Category Archives: Uncategorized

vMotioned VMs dropping off the network

When a server is vMotioned to another blade chassis the server can connect to other devices within the EPG but not outside the EPG.

This was occurring for LINUX and Windows servers.

The quick and easy fix is to bounce the network interface on the LINUX servers.  On Windows servers this did not always fix the problem.

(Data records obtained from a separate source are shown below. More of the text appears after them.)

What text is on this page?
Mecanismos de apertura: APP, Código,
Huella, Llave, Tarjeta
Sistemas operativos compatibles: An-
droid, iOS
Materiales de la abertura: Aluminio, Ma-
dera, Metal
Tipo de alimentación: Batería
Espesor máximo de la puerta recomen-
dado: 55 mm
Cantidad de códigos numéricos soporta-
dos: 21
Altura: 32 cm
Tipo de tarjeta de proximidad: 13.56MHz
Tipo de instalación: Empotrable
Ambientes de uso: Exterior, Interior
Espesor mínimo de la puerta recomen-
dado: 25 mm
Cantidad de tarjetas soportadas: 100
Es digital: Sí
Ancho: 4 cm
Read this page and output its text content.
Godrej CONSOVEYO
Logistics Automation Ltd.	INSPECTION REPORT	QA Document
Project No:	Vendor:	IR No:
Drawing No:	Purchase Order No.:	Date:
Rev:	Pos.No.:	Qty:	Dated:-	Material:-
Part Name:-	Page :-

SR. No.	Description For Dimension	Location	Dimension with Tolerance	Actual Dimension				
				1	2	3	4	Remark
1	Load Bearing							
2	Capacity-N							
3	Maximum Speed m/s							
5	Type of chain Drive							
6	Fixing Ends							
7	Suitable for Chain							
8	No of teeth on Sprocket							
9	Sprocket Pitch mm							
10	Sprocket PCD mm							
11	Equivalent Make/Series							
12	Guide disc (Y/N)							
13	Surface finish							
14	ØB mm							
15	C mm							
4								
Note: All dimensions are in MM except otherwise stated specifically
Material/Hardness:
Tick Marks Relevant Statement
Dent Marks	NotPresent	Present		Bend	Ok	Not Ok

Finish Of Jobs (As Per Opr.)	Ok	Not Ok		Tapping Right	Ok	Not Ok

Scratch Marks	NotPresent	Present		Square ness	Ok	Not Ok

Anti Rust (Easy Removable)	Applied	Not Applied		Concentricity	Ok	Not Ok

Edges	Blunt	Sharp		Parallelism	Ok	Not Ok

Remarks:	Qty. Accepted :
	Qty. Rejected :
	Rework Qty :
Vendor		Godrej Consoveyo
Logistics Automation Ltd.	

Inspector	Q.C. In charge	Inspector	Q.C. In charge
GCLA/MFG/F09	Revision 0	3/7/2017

What is really happening is that the endpoint location is not being updated in the COOP table on the spines correctly.  And get this it’s a known bug with no fix at the moment.  https://bst.cloudapps.cisco.com/bugsearch/bug/CSCva72341/?reffering_site=dumpcr

So how do you fix it inside the fabric?

On your boarder leaves run the following command on both of them as close to the same time as possible.

leaf1# bash

leaf1# clear system internal epm endpoint key vrf YOURVRFHER:VRFNAME ip IPADDRESS

To verify that the VPC leaf is actually passing the traffic correctly use the following steps:

Rrun the following ELAM on the two leaves that the device is connected to see if ARP packets are coming in and see if the “status” triggered. You would have to do it on both leafs at same time because it’s in vpc.

1. vsh_lc

2. debug platform internal ns elam asic 0

3. trigger reset

4. trigger init ingress in-select 3 out-select 0

5. set outer l2 dst_mac ffff.ffff.ffff src_mac YOUR DEVICE MAC ADDRESS HERE

6. start

7. status < — to see if it triggered or stays as Armed //Armed means no traffic has meet what was defined in step 5

8. report | egrep “ce_|ar_”

EPG learnng disabled

If you are getting the 1197 errors in your fabric then the ACI fabric has disabled learning on 1 or more EPGs.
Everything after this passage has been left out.